FAQ

How do I install this script?

Simply clone the github repository found [here] with for example: git clone https://github.com/neurodatascience/file_tree_check.git to install it under your current directory. Once cloned, you only need to customize the config file to your need and run the “main.py” file and passing the target directory in argument.

When should I use this script?

Useful for:

Gathering basic metrics on a large amount of file/folder.
Finding missing or outlier file/folder in a repeating file structure
Having a visual overview of a smaller amount of file
Running another command/script on every file in a large directory

Less useful for :

Finding problematic files in large amount of file/folder with no repeating structure
If you are using a dataset that you know is strictly BIDS and are not searching for missing files. pybids would be more useful here
Need data contained inside the files themselves instead of metadata.

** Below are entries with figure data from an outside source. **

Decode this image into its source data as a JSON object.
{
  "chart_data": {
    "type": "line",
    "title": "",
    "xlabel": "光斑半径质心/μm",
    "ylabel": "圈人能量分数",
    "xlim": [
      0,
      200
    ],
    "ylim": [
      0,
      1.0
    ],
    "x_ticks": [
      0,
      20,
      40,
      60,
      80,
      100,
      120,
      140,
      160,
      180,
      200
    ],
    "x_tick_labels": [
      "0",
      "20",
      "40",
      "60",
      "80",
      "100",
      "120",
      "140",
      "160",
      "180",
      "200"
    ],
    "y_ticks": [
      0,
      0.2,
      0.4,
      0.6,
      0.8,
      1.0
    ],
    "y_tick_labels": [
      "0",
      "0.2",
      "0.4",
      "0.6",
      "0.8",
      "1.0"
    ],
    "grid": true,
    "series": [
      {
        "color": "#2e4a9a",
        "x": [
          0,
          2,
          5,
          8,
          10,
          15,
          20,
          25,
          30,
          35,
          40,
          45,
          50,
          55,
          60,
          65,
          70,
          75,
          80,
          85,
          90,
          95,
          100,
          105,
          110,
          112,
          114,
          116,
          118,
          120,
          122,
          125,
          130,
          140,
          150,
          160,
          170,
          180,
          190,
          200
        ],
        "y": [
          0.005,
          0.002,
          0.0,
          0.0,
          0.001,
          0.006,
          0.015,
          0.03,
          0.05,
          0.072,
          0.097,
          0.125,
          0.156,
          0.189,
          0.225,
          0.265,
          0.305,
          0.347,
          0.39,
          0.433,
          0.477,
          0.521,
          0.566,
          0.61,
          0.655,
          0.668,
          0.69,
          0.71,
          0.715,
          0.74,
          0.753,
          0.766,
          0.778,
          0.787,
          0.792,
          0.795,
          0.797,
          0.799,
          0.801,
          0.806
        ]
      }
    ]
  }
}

How much time does the script take to run on a large dataset (e.g. UK BioBank)?

In the tests using the UK Biobank with for 45 000 subject with around 20 files each (total of 860 000 files), the script took 12 minutes to run using a Intel Gold 6148 Skylake @ 2.4 GHz and less than 900 MB of memory. (Average after 3 tests)

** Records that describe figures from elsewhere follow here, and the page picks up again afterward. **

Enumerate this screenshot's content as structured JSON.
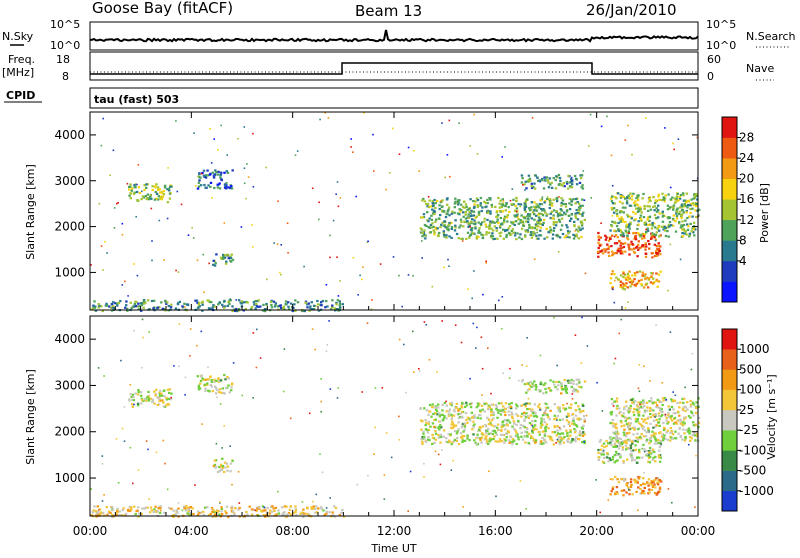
{
  "header": {
    "station": "Goose Bay (fitACF)",
    "beam": "Beam 13",
    "date": "26/Jan/2010"
  },
  "top_panels": {
    "nsky_label": "N.Sky",
    "nsearch_label": "N.Search",
    "noise_ticks": [
      "10^5",
      "10^0"
    ],
    "noise_ticks_right": [
      "10^5",
      "10^0"
    ],
    "freq_label_1": "Freq.",
    "freq_label_2": "[MHz]",
    "freq_ticks": [
      "18",
      "8"
    ],
    "nave_label": "Nave",
    "nave_ticks": [
      "60",
      "0"
    ],
    "cpid_label": "CPID",
    "cpid_text": "tau (fast) 503"
  },
  "chart_data": [
    {
      "type": "heatmap",
      "name": "power",
      "ylabel": "Slant Range [km]",
      "xlabel": "Time UT",
      "xlim": [
        0,
        24
      ],
      "ylim": [
        180,
        4500
      ],
      "y_ticks": [
        "4000",
        "3000",
        "2000",
        "1000"
      ],
      "x_ticks": [
        "00:00",
        "04:00",
        "08:00",
        "12:00",
        "16:00",
        "20:00",
        "00:00"
      ],
      "colorbar_label": "Power [dB]",
      "colorbar_ticks": [
        "28",
        "24",
        "20",
        "16",
        "12",
        "8",
        "4"
      ],
      "colorbar_colors": [
        "#0a14ff",
        "#1f3cbf",
        "#2a7a8f",
        "#4ea25a",
        "#a4c431",
        "#f6d20f",
        "#f39a14",
        "#ef5a12",
        "#e01410"
      ],
      "regions": [
        {
          "t": [
            1.5,
            3.2
          ],
          "r": [
            2550,
            2950
          ],
          "level": 0.45
        },
        {
          "t": [
            4.2,
            5.6
          ],
          "r": [
            2850,
            3250
          ],
          "level": 0.25
        },
        {
          "t": [
            4.8,
            5.6
          ],
          "r": [
            1150,
            1450
          ],
          "level": 0.35
        },
        {
          "t": [
            13.0,
            19.5
          ],
          "r": [
            1750,
            2650
          ],
          "level": 0.4
        },
        {
          "t": [
            17.0,
            19.5
          ],
          "r": [
            2850,
            3150
          ],
          "level": 0.35
        },
        {
          "t": [
            20.0,
            22.5
          ],
          "r": [
            1350,
            1900
          ],
          "level": 0.85
        },
        {
          "t": [
            20.5,
            22.5
          ],
          "r": [
            650,
            1050
          ],
          "level": 0.7
        },
        {
          "t": [
            20.5,
            24.0
          ],
          "r": [
            1800,
            2750
          ],
          "level": 0.45
        },
        {
          "t": [
            0.0,
            10.0
          ],
          "r": [
            180,
            420
          ],
          "level": 0.35
        }
      ]
    },
    {
      "type": "heatmap",
      "name": "velocity",
      "ylabel": "Slant Range [km]",
      "xlabel": "Time UT",
      "xlim": [
        0,
        24
      ],
      "ylim": [
        180,
        4500
      ],
      "y_ticks": [
        "4000",
        "3000",
        "2000",
        "1000"
      ],
      "x_ticks": [
        "00:00",
        "04:00",
        "08:00",
        "12:00",
        "16:00",
        "20:00",
        "00:00"
      ],
      "colorbar_label": "Velocity [m s⁻¹]",
      "colorbar_ticks": [
        "1000",
        "500",
        "100",
        "25",
        "-25",
        "-100",
        "-500",
        "-1000"
      ],
      "colorbar_colors": [
        "#1a3dcf",
        "#2c6a8a",
        "#3a8a47",
        "#6fcf3c",
        "#c8c8c0",
        "#f3c63a",
        "#f39a14",
        "#e8611a",
        "#e01410"
      ],
      "regions": [
        {
          "t": [
            1.5,
            3.2
          ],
          "r": [
            2550,
            2950
          ],
          "level": 0.5
        },
        {
          "t": [
            4.2,
            5.6
          ],
          "r": [
            2850,
            3250
          ],
          "level": 0.5
        },
        {
          "t": [
            4.8,
            5.6
          ],
          "r": [
            1150,
            1450
          ],
          "level": 0.5
        },
        {
          "t": [
            13.0,
            19.5
          ],
          "r": [
            1750,
            2650
          ],
          "level": 0.5
        },
        {
          "t": [
            17.0,
            19.5
          ],
          "r": [
            2850,
            3150
          ],
          "level": 0.5
        },
        {
          "t": [
            20.0,
            22.5
          ],
          "r": [
            1350,
            1900
          ],
          "level": 0.45
        },
        {
          "t": [
            20.5,
            22.5
          ],
          "r": [
            650,
            1050
          ],
          "level": 0.7
        },
        {
          "t": [
            20.5,
            24.0
          ],
          "r": [
            1800,
            2750
          ],
          "level": 0.5
        },
        {
          "t": [
            0.0,
            10.0
          ],
          "r": [
            180,
            420
          ],
          "level": 0.6
        }
      ]
    }
  ]
}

The script execution seems to be stuck after a few steps

It is likely that the script is not stuck but is busy in the exploration phase where it will index and create SmartPath objects for each file and directory present inside the root folder. For large dataset, this step can take several minutes. If you are logging at the DEBUG level, to the console or to the log file, the last line before this step is “Launching exploration of the target folder”.